When I returned home from Chile in the fall of 2007, it was still the same living situation. Eventually my dad married his third wife and my mom divorced her second husband, and it came to be that my mom moved off to Washington to start anew bringing both Daniel and Renee with her. Living with my dad hadn't been the solution for Renee before. Her grades were still awful, she fought with him constantly, so Washington was going to be another clean slate.
Or so we thought. My mom and sister butted heads more than they ever had in their whole lives. I heard fragmented bits of stories about punching, and pushing, and yelling... praying the whole time that things would get better for my little sis. Hoping that she'd grow out of this and take control of her own life. But when my mom met her third husband and moved to Idaho with him, Renee and Daniel got sent back to Colorado with my dad again.

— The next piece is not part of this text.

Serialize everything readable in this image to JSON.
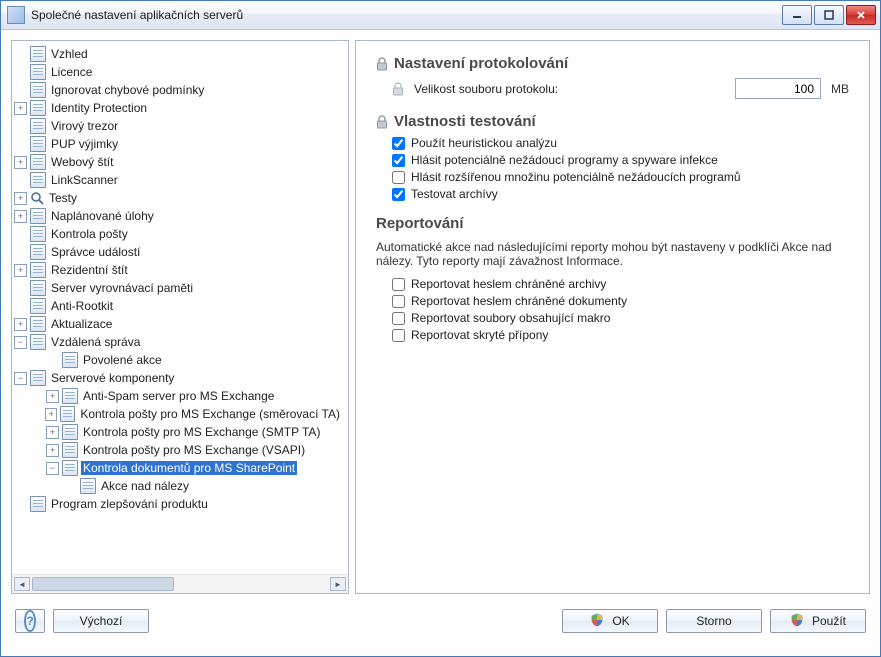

For a good while it seemed like everyone was happy. Renee was performing well in school, she wasn't so moody, she had a boyfriend, we were all happy for her. But soon I caught wind of silly teenage rebellion stuff... dabbling in a little bit of this, a little bit of that. Soon she was failing again. Acting out.
Just last night I logged in to Facebook to read my mom's status, "So excited for Renee to move to Idaho tomorrow." What? I texted my mother immediately, and got a call back where she explained that a few days ago Renee had called her crying and saying that she hated life in Coloardo, she couldn't go to her school anymore because the kids were so mean to her, and that she just needed to move away. My parents decided she could stick out the school year and then move, up until Renee told my mom "the real reason" she needed to move, and a plane ticket was bought immediately. My sister flies into Idaho today.
I have no idea what the real reason is. My mom wouldn't tell me, and apparently she's the only one who knows. My dad doesn't even know why Renee has to leave. I texted my sister after talking with my mom and said, "I read on Facebook that you're moving. Want to talk about it?" to which she replied "Not really."
My sister's only 16 years old and I worry about her constantly. But what hurts me the most, is that she doesn't talk to me anymore. We used to be so close. I used to feel like I had a connection with Renee that the others in the family didn't have. We used to share secrets. Not anymore. Today there's a secret being kept, and it's being kept from me.
2 comments:
Secrets are toxic.
True. She did text me a few days ago saying she missed me... maybe we can start reconnecting again.